Swedish folk high schools provide an arena for attempting to (re)kindle collective solidarity and participation by bringing a range of marginalized and disaffected Swedes and newly arrived Syrian migrants together in community-based high-school completion courses. In folk high school classrooms, largely white, middle-aged teachers, who grew up at the height of postwar social democracy, negotiate social democratic “pedagogies of care” with their diverse young adult students, who have come of age in a very different historical present. The aim of these caring pedagogies, which emphasize face-to-face encounter across difference, is to get differently positioned students to recognize and care for one another, fostering experiences of well-being that are tied to emotional investments in a social democratic politics of universal inclusion.
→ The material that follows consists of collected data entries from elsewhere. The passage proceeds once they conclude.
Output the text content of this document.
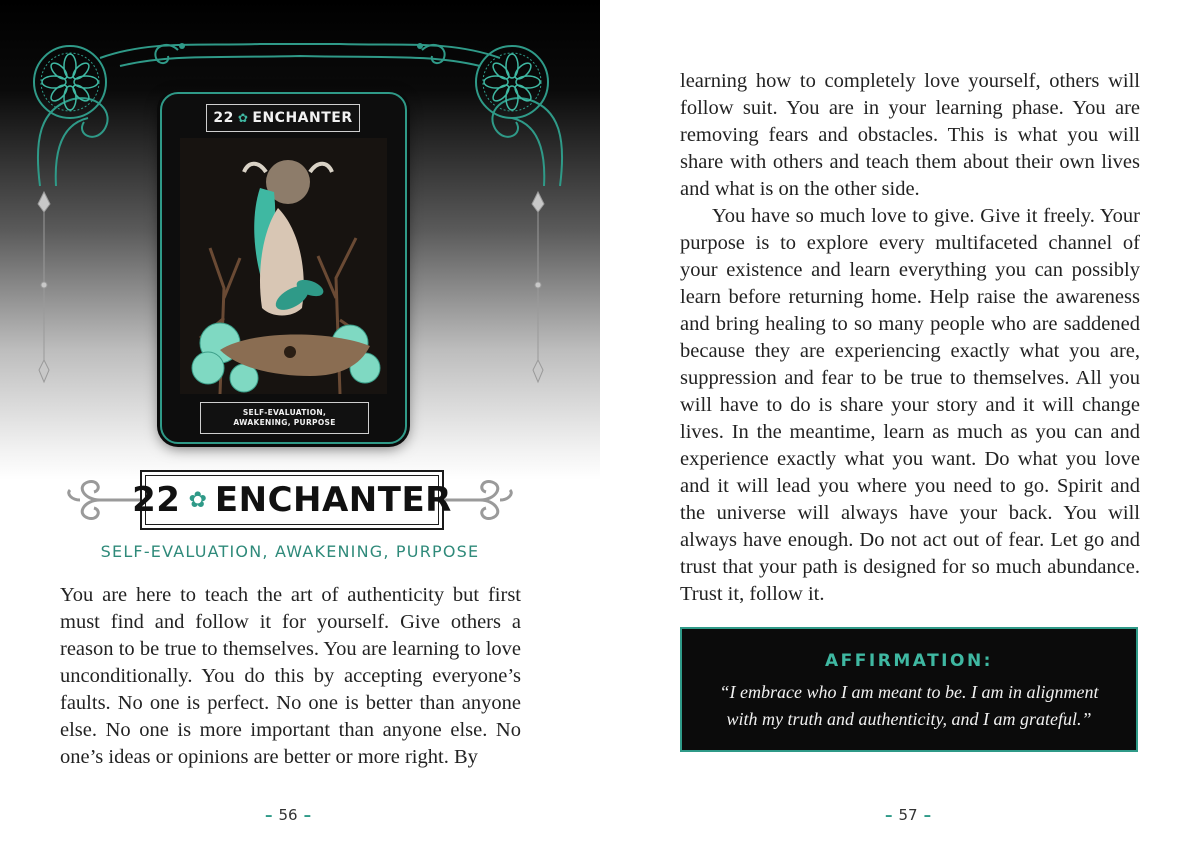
22 ✿ ENCHANTER
SELF-EVALUATION,
AWAKENING, PURPOSE
22 ✿ ENCHANTER
SELF-EVALUATION, AWAKENING, PURPOSE

You are here to teach the art of authenticity but first must find and follow it for yourself. Give others a reason to be true to themselves. You are learning to love unconditionally. You do this by accepting everyone’s faults. No one is perfect. No one is better than anyone else. No one is more important than anyone else. No one’s ideas or opinions are better or more right. By

– 56 –

learning how to completely love yourself, others will follow suit. You are in your learning phase. You are removing fears and obstacles. This is what you will share with others and teach them about their own lives and what is on the other side.

You have so much love to give. Give it freely. Your purpose is to explore every multifaceted channel of your existence and learn everything you can possibly learn before returning home. Help raise the awareness and bring healing to so many people who are saddened because they are experiencing exactly what you are, suppression and fear to be true to themselves. All you will have to do is share your story and it will change lives. In the meantime, learn as much as you can and experience exactly what you want. Do what you love and it will lead you where you need to go. Spirit and the universe will always have your back. You will always have enough. Do not act out of fear. Let go and trust that your path is designed for so much abundance. Trust it, follow it.

AFFIRMATION:
“I embrace who I am meant to be. I am in alignment
with my truth and authenticity, and I am grateful.”
– 57 –
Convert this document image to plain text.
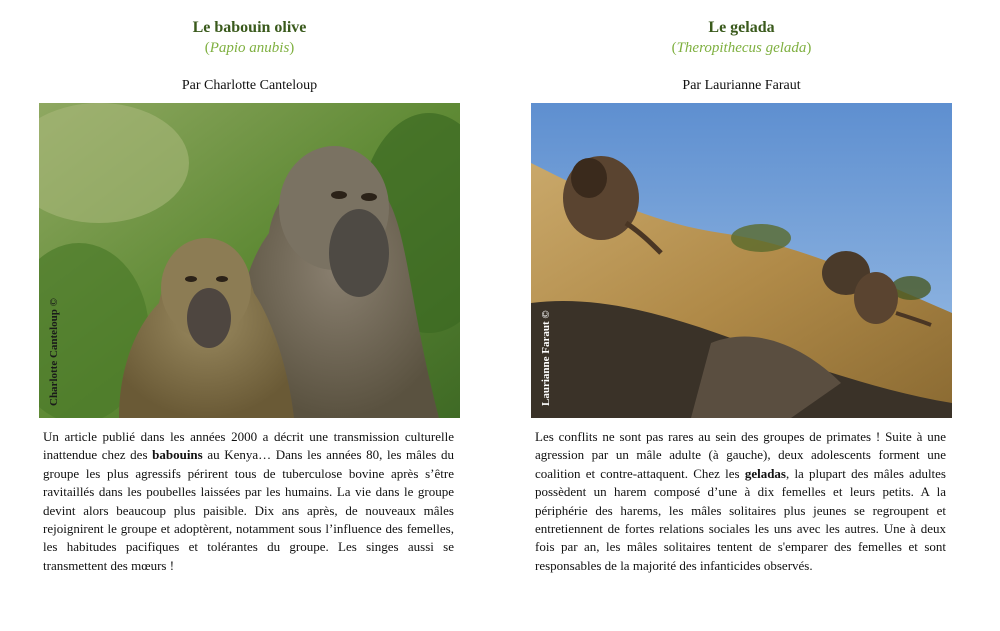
Le babouin olive
(Papio anubis)
Par Charlotte Canteloup
Charlotte Canteloup ©
Un article publié dans les années 2000 a décrit une transmission culturelle inattendue chez des babouins au Kenya… Dans les années 80, les mâles du groupe les plus agressifs périrent tous de tuberculose bovine après s’être ravitaillés dans les poubelles laissées par les humains. La vie dans le groupe devint alors beaucoup plus paisible. Dix ans après, de nouveaux mâles rejoignirent le groupe et adoptèrent, notamment sous l’influence des femelles, les habitudes pacifiques et tolérantes du groupe. Les singes aussi se transmettent des mœurs !
Le gelada
(Theropithecus gelada)
Par Laurianne Faraut
Laurianne Faraut ©
Les conflits ne sont pas rares au sein des groupes de primates ! Suite à une agression par un mâle adulte (à gauche), deux adolescents forment une coalition et contre-attaquent. Chez les geladas, la plupart des mâles adultes possèdent un harem composé d’une à dix femelles et leurs petits. A la périphérie des harems, les mâles solitaires plus jeunes se regroupent et entretiennent de fortes relations sociales les uns avec les autres. Une à deux fois par an, les mâles solitaires tentent de s'emparer des femelles et sont responsables de la majorité des infanticides observés.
In spite or because of their cultural rootedness in a social democratic past, however, these projects of care and well-being do not always produce their intended consequences. Practices of care, while significant and needed, may not be a viable match for the larger structural forces driving rising political apathy and antipathy in the current global moment. Further, subtle dynamics that shape how care and wellness projects materialize in interaction may inadvertently reinscribe the very notion of racialized differentiation in imagined national belonging that they are meant to contest. In the tradition of psychological and medical anthropology, this research contributes to anthropological scholarship that casts care as a linchpin between intimate relations and larger socio-political structures, and extends this literature by illuminating the promise as well as the peril of using care as a political intervention in an era of advanced capitalism and accelerating polarization.